Coding of Greek in MW

This document describes how references to Greek words have been encoded in the Cologne edition of the Monier-Williams Sanskrit-English dictionary. The result of this work may be seen in two places:

The starting point of this work was an earlier (2007) edition of the xml form of MW in which Greek was embedded in the Beta encoding. This work was done by Wendy Teo under the supervision of Peter Scharf and Malcolm Hyman. In this earlier edition, the position of text in the Greek alphabet had been indicated in Malten's initial coding by a placeholder character, '$'; text in other alphabets, such as Arabic, had been similarly indicated. The task was thus reduced to examining all such positions in relation to the scanned image of the page; for those instances identified as Greek, the placeholder character was replaced by a standard transliteration of the Greek. This transliteration was delimited by an identifiable character string, so that subsequent work could identify the instances of Greek transliteration.

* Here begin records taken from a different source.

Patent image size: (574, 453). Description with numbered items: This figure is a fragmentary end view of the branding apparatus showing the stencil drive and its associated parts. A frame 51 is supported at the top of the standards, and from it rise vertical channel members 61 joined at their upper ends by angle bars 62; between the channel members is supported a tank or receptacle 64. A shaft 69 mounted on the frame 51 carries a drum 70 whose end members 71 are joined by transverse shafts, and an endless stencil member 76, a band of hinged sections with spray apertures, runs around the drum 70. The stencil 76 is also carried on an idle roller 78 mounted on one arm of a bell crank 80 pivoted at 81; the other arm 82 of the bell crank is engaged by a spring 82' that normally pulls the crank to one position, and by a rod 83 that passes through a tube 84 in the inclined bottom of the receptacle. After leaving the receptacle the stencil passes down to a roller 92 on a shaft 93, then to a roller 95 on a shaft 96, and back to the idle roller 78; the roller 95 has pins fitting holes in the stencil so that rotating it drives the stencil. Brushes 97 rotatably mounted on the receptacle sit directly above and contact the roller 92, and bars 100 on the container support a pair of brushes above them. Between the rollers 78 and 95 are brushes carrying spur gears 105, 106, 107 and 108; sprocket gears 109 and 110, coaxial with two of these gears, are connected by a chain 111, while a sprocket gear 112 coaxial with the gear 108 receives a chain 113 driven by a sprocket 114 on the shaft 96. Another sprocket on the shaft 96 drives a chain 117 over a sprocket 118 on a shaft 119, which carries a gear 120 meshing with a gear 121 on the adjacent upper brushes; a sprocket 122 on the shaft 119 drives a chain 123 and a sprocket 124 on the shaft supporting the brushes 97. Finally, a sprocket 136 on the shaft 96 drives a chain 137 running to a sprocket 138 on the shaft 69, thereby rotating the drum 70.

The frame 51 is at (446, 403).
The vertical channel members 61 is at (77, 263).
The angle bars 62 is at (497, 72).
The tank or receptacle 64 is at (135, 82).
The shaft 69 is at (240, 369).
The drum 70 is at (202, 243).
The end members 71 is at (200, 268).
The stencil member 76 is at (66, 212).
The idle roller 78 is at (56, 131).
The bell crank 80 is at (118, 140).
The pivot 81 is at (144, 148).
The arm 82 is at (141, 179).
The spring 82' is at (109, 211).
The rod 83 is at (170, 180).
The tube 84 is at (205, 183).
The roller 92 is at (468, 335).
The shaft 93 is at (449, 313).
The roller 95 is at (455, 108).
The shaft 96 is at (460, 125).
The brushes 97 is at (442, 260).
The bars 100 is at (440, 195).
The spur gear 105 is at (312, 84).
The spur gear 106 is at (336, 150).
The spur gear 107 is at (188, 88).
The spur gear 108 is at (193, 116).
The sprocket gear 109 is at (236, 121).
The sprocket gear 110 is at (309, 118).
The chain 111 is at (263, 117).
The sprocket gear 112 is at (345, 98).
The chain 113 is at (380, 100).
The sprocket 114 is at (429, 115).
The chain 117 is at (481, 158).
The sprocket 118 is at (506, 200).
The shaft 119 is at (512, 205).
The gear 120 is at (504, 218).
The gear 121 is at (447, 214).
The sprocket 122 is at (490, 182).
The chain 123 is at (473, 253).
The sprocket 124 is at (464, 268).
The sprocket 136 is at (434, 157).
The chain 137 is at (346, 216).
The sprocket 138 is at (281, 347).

The next step was to integrate this encoding of the earlier MW edition into the current database representing MW. I chose to replace the still-present placeholder character with an abstract element <gk>n</gk>. The content of this element is an index number for the MW record. For instance, <gk>1</gk> represents the 1st Greek word in a given record, <gk>2</gk> represents the 2nd Greek word in a given record, and so forth.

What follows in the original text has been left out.